In 2016, Gama was invited to be a member of the Global Creative Board, a Publicis Groupe committee made up of the six worldwide agency leaders responsible for creative strategy and planning of innovation and new initiatives in the creative industry for the holding company. Gama is the only Brazilian in the group.

==NEOGAMA==
NEOGAMA was founded in 1999 by Gama and was the fastest-growing agency in Brazil in its first three years of operation. NEOGAMA was also the first agency in Brazil to win a Lion in the Cannes Festival in its first year of existence.

In 2002, Gama associated NEOGAMA with BBH, the London-based agency, creating Neogama/BBH, keeping himself as the major shareholder in the partnership.

Also in 2002, NEOGAMA/BBH was named "Agency of the Year" by Meio e Mensagem newspaper, becoming the youngest agency to ever win the Caboré award.

In 2003, NEOGAMA was the first Brazilian agency to win two Golden Lions in the same year in Cannes two main categories: Press and Film.

In 2012, Publicis Groupe acquired both Neogama and BBH.

In 2016, after completing the earn-out period related to the agency deal, Gama and Neogama left the BBH network and Gama started a new phase focused on the agency in Brazil only, taking back the name Neogama and operating more independently.

==Awards==
In 2006, Alexandre Gama was nominated as one of the 7 most important professionals in the history of Brazilian advertising by a group of 250 professionals in the national advertising market. The research was coordinated and published by About magazine.

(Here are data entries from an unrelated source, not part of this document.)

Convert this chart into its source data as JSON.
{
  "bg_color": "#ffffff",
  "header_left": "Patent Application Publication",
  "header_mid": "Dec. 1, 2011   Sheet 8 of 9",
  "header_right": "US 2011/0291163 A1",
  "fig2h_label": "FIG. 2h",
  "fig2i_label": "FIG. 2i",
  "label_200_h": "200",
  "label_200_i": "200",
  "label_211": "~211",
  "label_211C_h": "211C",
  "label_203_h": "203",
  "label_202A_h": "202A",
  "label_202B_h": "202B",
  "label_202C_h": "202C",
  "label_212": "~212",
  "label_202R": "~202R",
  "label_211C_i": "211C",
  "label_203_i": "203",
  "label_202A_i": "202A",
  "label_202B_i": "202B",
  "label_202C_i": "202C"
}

Also in 2006, he was elected "Agency Leader of the Year" at the 10th Professional Contribution Award from the Propaganda Professionals Association (APP).

In 2007, Gama won the Caboré Award by being voted "Entrepreneur of the Year in the Communications Industry".

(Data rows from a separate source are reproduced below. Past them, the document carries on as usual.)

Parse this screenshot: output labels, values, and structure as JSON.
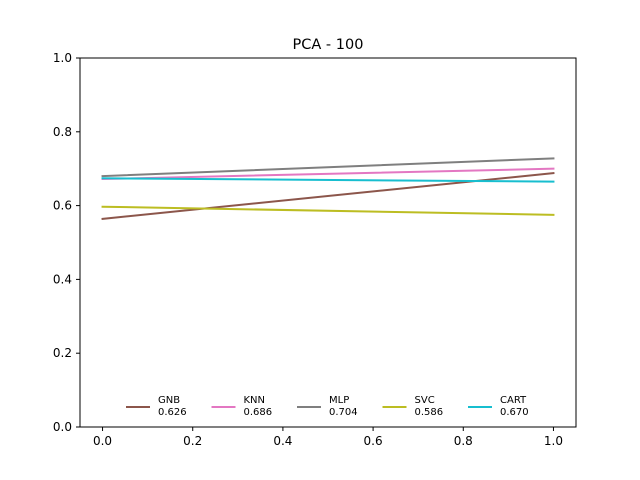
{
  "chart_data": {
    "type": "line",
    "title": "PCA - 100",
    "xlabel": "",
    "ylabel": "",
    "xlim": [
      -0.05,
      1.05
    ],
    "ylim": [
      0.0,
      1.0
    ],
    "x_ticks": [
      "0.0",
      "0.2",
      "0.4",
      "0.6",
      "0.8",
      "1.0"
    ],
    "y_ticks": [
      "0.0",
      "0.2",
      "0.4",
      "0.6",
      "0.8",
      "1.0"
    ],
    "grid": false,
    "legend_position": "lower center",
    "series": [
      {
        "name": "GNB",
        "score": "0.626",
        "color": "#8c564b",
        "x": [
          0.0,
          1.0
        ],
        "y": [
          0.564,
          0.688
        ]
      },
      {
        "name": "KNN",
        "score": "0.686",
        "color": "#e377c2",
        "x": [
          0.0,
          1.0
        ],
        "y": [
          0.672,
          0.7
        ]
      },
      {
        "name": "MLP",
        "score": "0.704",
        "color": "#7f7f7f",
        "x": [
          0.0,
          1.0
        ],
        "y": [
          0.68,
          0.728
        ]
      },
      {
        "name": "SVC",
        "score": "0.586",
        "color": "#bcbd22",
        "x": [
          0.0,
          1.0
        ],
        "y": [
          0.597,
          0.575
        ]
      },
      {
        "name": "CART",
        "score": "0.670",
        "color": "#17becf",
        "x": [
          0.0,
          1.0
        ],
        "y": [
          0.674,
          0.665
        ]
      }
    ]
  }
}
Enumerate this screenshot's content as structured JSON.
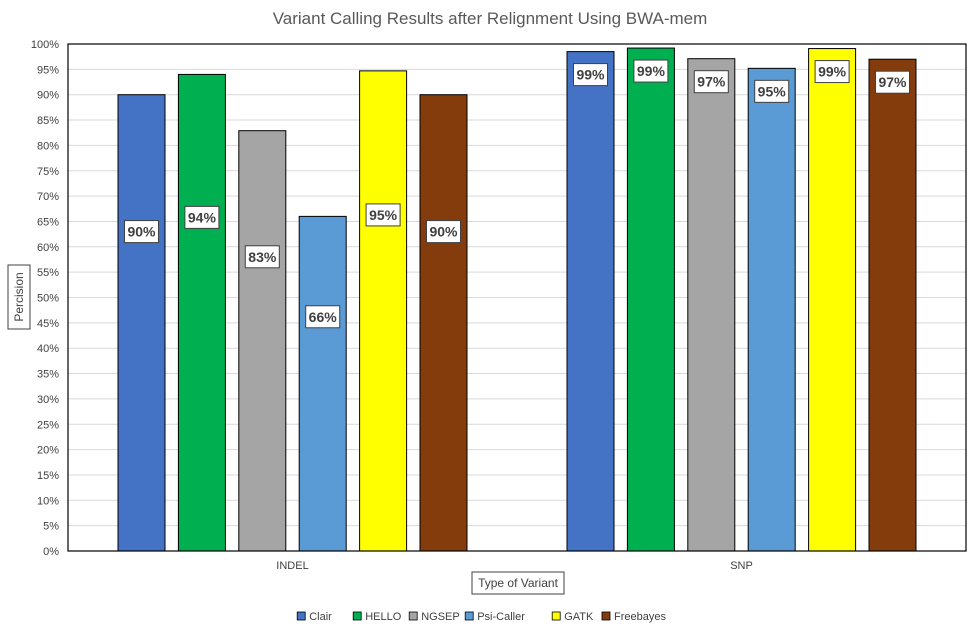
{
  "chart_data": {
    "type": "bar",
    "title": "Variant Calling Results after Relignment Using BWA-mem",
    "xlabel": "Type of Variant",
    "ylabel": "Percision",
    "categories": [
      "INDEL",
      "SNP"
    ],
    "ylim": [
      0,
      100
    ],
    "yticks": [
      0,
      5,
      10,
      15,
      20,
      25,
      30,
      35,
      40,
      45,
      50,
      55,
      60,
      65,
      70,
      75,
      80,
      85,
      90,
      95,
      100
    ],
    "ytick_labels": [
      "0%",
      "5%",
      "10%",
      "15%",
      "20%",
      "25%",
      "30%",
      "35%",
      "40%",
      "45%",
      "50%",
      "55%",
      "60%",
      "65%",
      "70%",
      "75%",
      "80%",
      "85%",
      "90%",
      "95%",
      "100%"
    ],
    "grid": true,
    "legend_position": "bottom",
    "series": [
      {
        "name": "Clair",
        "color": "#4472C4",
        "values": [
          90,
          98.5
        ],
        "labels": [
          "90%",
          "99%"
        ]
      },
      {
        "name": "HELLO",
        "color": "#00B050",
        "values": [
          94,
          99.2
        ],
        "labels": [
          "94%",
          "99%"
        ]
      },
      {
        "name": "NGSEP",
        "color": "#A5A5A5",
        "values": [
          82.9,
          97.1
        ],
        "labels": [
          "83%",
          "97%"
        ]
      },
      {
        "name": "Psi-Caller",
        "color": "#5B9BD5",
        "values": [
          66,
          95.2
        ],
        "labels": [
          "66%",
          "95%"
        ]
      },
      {
        "name": "GATK",
        "color": "#FFFF00",
        "values": [
          94.7,
          99.1
        ],
        "labels": [
          "95%",
          "99%"
        ]
      },
      {
        "name": "Freebayes",
        "color": "#843C0C",
        "values": [
          90,
          97
        ],
        "labels": [
          "90%",
          "97%"
        ]
      }
    ]
  }
}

Also in 2007, he was voted by advertising professionals as one of the top 3 advertising men in Brazil – for his influence and relevance – in a research done by Grupo Consultores – a marketing consulting company based in Europe.

Gama was elected one of the 10 most important leaders of the communications industry by Meio & Mensagem newspaper, in 2009.

In 2013, Gama created the "Rock Giant" campaign about Brazil for Johnnie Walker. The campaign became nationally and internationally famous and won the "Company or the Year" award by Diageo.

In 2015, Gama's agency won a Golden Lion at Cannes for the campaign created for the Mix Brasil Festival for Cultural and Sexual Diversity.